Махатма остановился и, обернувшись, улыбнулся непонятной улыбкой. Я был в замешательстве.
— Когда я упоминал Единого Бога вслух, ты не возражал мне, но мысленно всегда повторял: Единого в Троице. Я должен тебе кое-что показать, Офонасей.
— Мне трудно дышать, — сказал я с придыханием.
— Это ненадолго… Мне хочется, чтобы ты воочию убедился, что идея триединства божества была присуща всем или почти всем верованиям, всем или почти всем народам, населяющим вселенную.
27
Мы свернули со знакомой подземной тропы в унылый ход и стали спускаться вниз.
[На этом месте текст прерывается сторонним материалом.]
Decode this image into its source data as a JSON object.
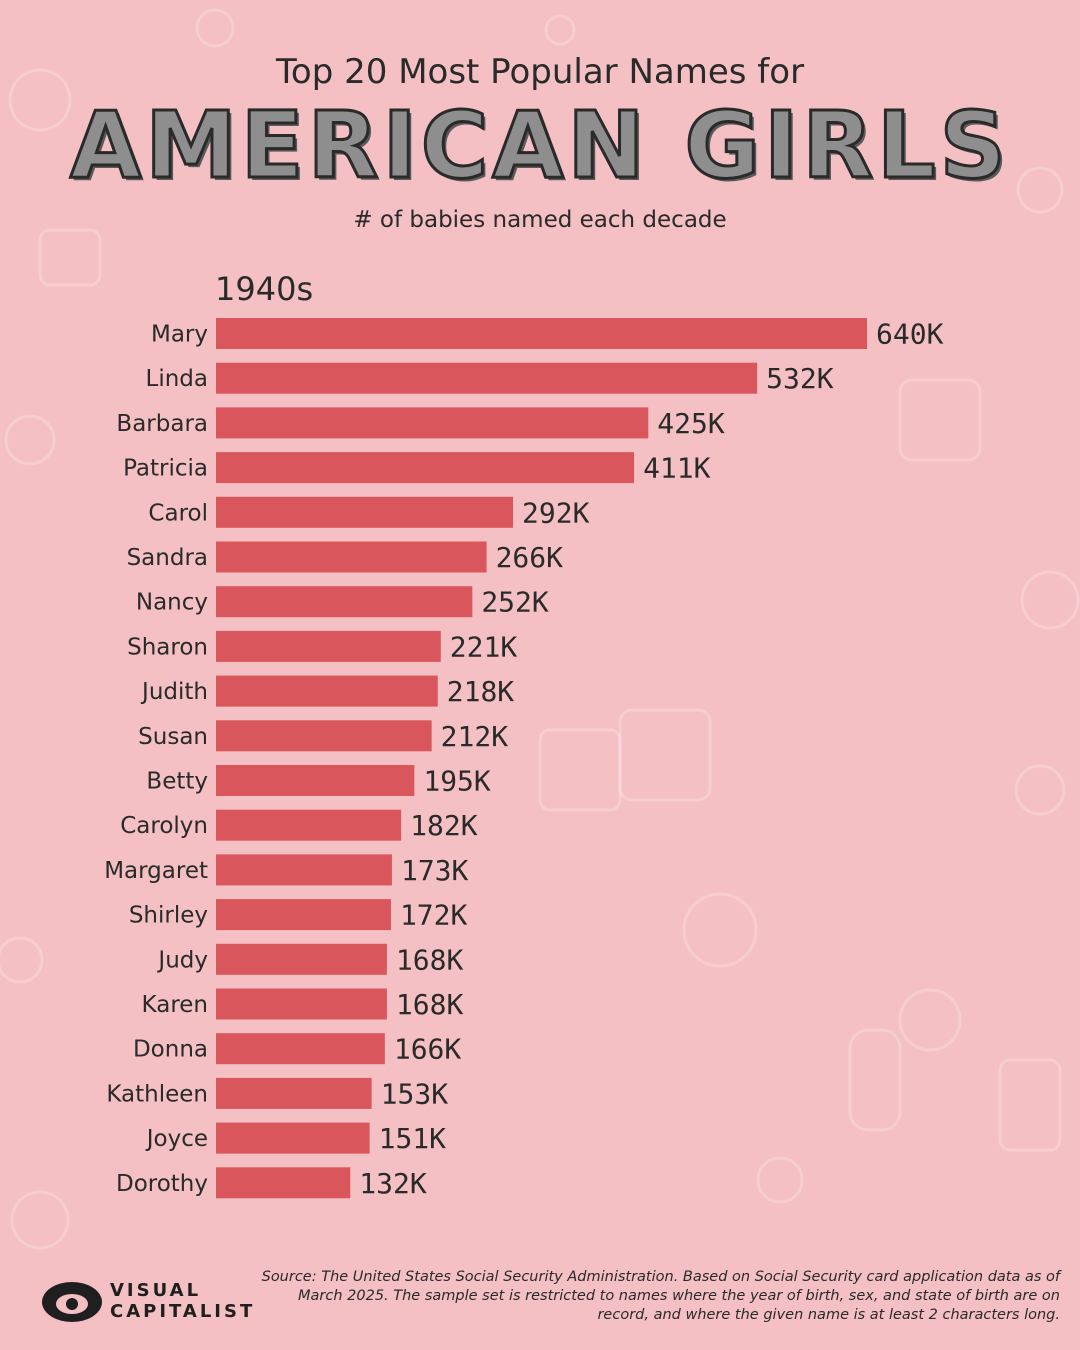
{
  "header": {
    "pre_title": "Top 20 Most Popular Names for",
    "title": "AMERICAN GIRLS",
    "subtitle": "# of babies named each decade"
  },
  "chart_data": {
    "type": "bar",
    "orientation": "horizontal",
    "decade_label": "1940s",
    "categories": [
      "Mary",
      "Linda",
      "Barbara",
      "Patricia",
      "Carol",
      "Sandra",
      "Nancy",
      "Sharon",
      "Judith",
      "Susan",
      "Betty",
      "Carolyn",
      "Margaret",
      "Shirley",
      "Judy",
      "Karen",
      "Donna",
      "Kathleen",
      "Joyce",
      "Dorothy"
    ],
    "values": [
      640,
      532,
      425,
      411,
      292,
      266,
      252,
      221,
      218,
      212,
      195,
      182,
      173,
      172,
      168,
      168,
      166,
      153,
      151,
      132
    ],
    "value_labels": [
      "640K",
      "532K",
      "425K",
      "411K",
      "292K",
      "266K",
      "252K",
      "221K",
      "218K",
      "212K",
      "195K",
      "182K",
      "173K",
      "172K",
      "168K",
      "168K",
      "166K",
      "153K",
      "151K",
      "132K"
    ],
    "unit": "K",
    "xlim": [
      0,
      640
    ],
    "bar_color": "#d9575c",
    "grid": false,
    "legend": "none"
  },
  "footer": {
    "source": "Source: The United States Social Security Administration. Based on Social Security card application data as of March 2025. The sample set is restricted to names where the year of birth, sex, and state of birth are on record, and where the given name is at least 2 characters long.",
    "logo_line1": "VISUAL",
    "logo_line2": "CAPITALIST"
  },
  "icons": [
    "baby-doodle-pattern-icon",
    "visual-capitalist-logo-icon"
  ],
  "colors": {
    "background": "#f4c0c3",
    "bar": "#d9575c",
    "text": "#2a2a2a"
  }
}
Перед нами зиял огромный кратер, на дне которого, в скале, был выбит храм. К нему концентрическими кругами загадочно спускалась каменная лестница. Как освещалось пространство, оставалось непонятным. Красноватый свет будто просвечивался из другого мира.
Когда мы спустились к храму, дышать стало ещё тяжелее из-за поднятой вековой пыли. И я сказал об этом махатме.
— Это ненадолго, — снова сказал он.
И мы вошли под своды древнего храма. Изнутри они поддерживались каменными столбами и пилястрами. Из стен и колонн как бы вырастали буты. Первым я увидел громадного истукана в человеческом обличии с тремя лицами, обращёнными в разные стороны.
— Ни до, ни после об этих истуканах я не слышал, но почему-то запомнил всё, что говорил мне про них махатма, — рассказывал Офонасей купцам на русском подворье в Кафе, — хотя и чувствовал я себя довольно погано из-за нехватки воздуха. Порой казалось, что одна морда будто выглядывает из-за уха другой и подмигивает мне.
— Это образ триединого бога Брахмы, — неспешно рассказывал махатма, точно не замечая, что мне плохо из-за нехватки воздуха. — Всевышнее существо постигается только духом мысленного созерцания…
На стене были выбиты иероглифы, какими пишут в стране Чин, и махатма сказал, что на древнем камне запечатлено славословие буддистов — восхваление ипостаси высшего духа.